The United States Department of Agriculture said in June that it expects the total U.S. egg supply to increase 1.3 percent to 8.829 billion dozen eggs in 2017, the highest going back to 1992.

But by the time producers realized they were saturating the market, Beyer said it was too late to do anything about it because laying hens have a two-year cycle. Once the hen is 18-20 weeks old, she will produce an egg daily for about two years.

“It’s not like water where you can just turn it off and on,” he said. “And so overproduction can really depress prices pretty quick because most people are just not willing to turn those hens off because with them producing they may be losing money, but they’re losing less money than if they weren’t.”

How long will eggs stay cheap?

Egg prices are on track to decrease an additional 8 to 9 percent in 2017, the United States Department of Agriculture predicted on Tuesday.

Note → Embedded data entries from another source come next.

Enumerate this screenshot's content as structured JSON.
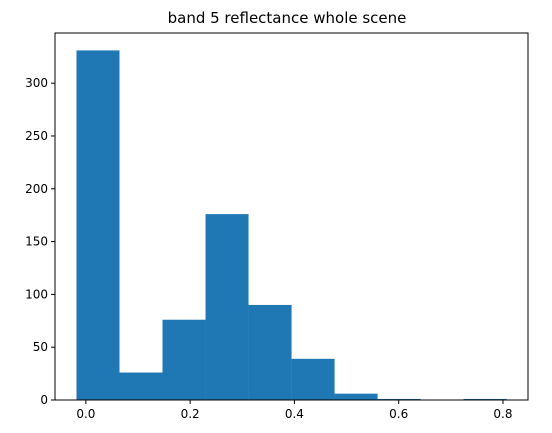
{
  "chart_data": {
    "type": "bar",
    "subtype": "histogram",
    "title": "band 5 reflectance whole scene",
    "xlabel": "",
    "ylabel": "",
    "bin_edges": [
      -0.018,
      0.0645,
      0.147,
      0.2295,
      0.312,
      0.3945,
      0.477,
      0.5595,
      0.642,
      0.7245,
      0.807
    ],
    "counts": [
      331,
      26,
      76,
      176,
      90,
      39,
      6,
      1,
      0,
      1
    ],
    "xlim": [
      -0.0592,
      0.848
    ],
    "ylim": [
      0,
      347.5
    ],
    "xticks": [
      0.0,
      0.2,
      0.4,
      0.6,
      0.8
    ],
    "xtick_labels": [
      "0.0",
      "0.2",
      "0.4",
      "0.6",
      "0.8"
    ],
    "yticks": [
      0,
      50,
      100,
      150,
      200,
      250,
      300
    ],
    "ytick_labels": [
      "0",
      "50",
      "100",
      "150",
      "200",
      "250",
      "300"
    ],
    "bar_color": "#1f77b4",
    "grid": false
  }
}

The department predicts prices will go up 1 to 2 percent in 2018.

Beyer said the prices of grain to feed hens are currently low with no signs of changing. There hasn’t been any major avian influenza outbreaks, and there hasn’t been any major situation, such as a drought somewhere across the globe that would pull U.S. produced eggs to another country and level out the U.S. egg supply.

“So boy, we’re just kind of stuck right now,” he said.

And while he does not see an end to low prices in sight, he said eventually prices will regulate.

“Since eggs aren’t really covered by government programs, sooner or later somebody will call it quits,” Beyer said. “And when they do, they will take millions and millions of birds off the market either through bankruptcy or idling their birds.

“This happens in the poultry industry from time to time because of no government controls. But somebody has to idle their situation. And when they do, it doesn’t take many hens in order to bring the prices back. You take off 5 million hens and that’s 5 million eggs a day.”

The next big thing

Are low prices hurting producers?

“Oh, absolutely,” Beyer said. “They’re losing money on every set of eggs that goes out the door big time.”

For now, the egg industry is hoping eggs become the next big food item, Beyer said.

“This is classic in all agriculture,” he said. “If you look up and see a commodity and it’s falling apart on prices, your computer guys, your food scientists, your food product development people are going to go, ‘Wow, look how cheap eggs are. Can we put them in tacos? Can we put them on sandwiches?’

“They’ll think of a million places to put them. So the egg guys are hoping, if we get on that one product, like hot wings or chicken nuggets, we too can fly high for awhile.”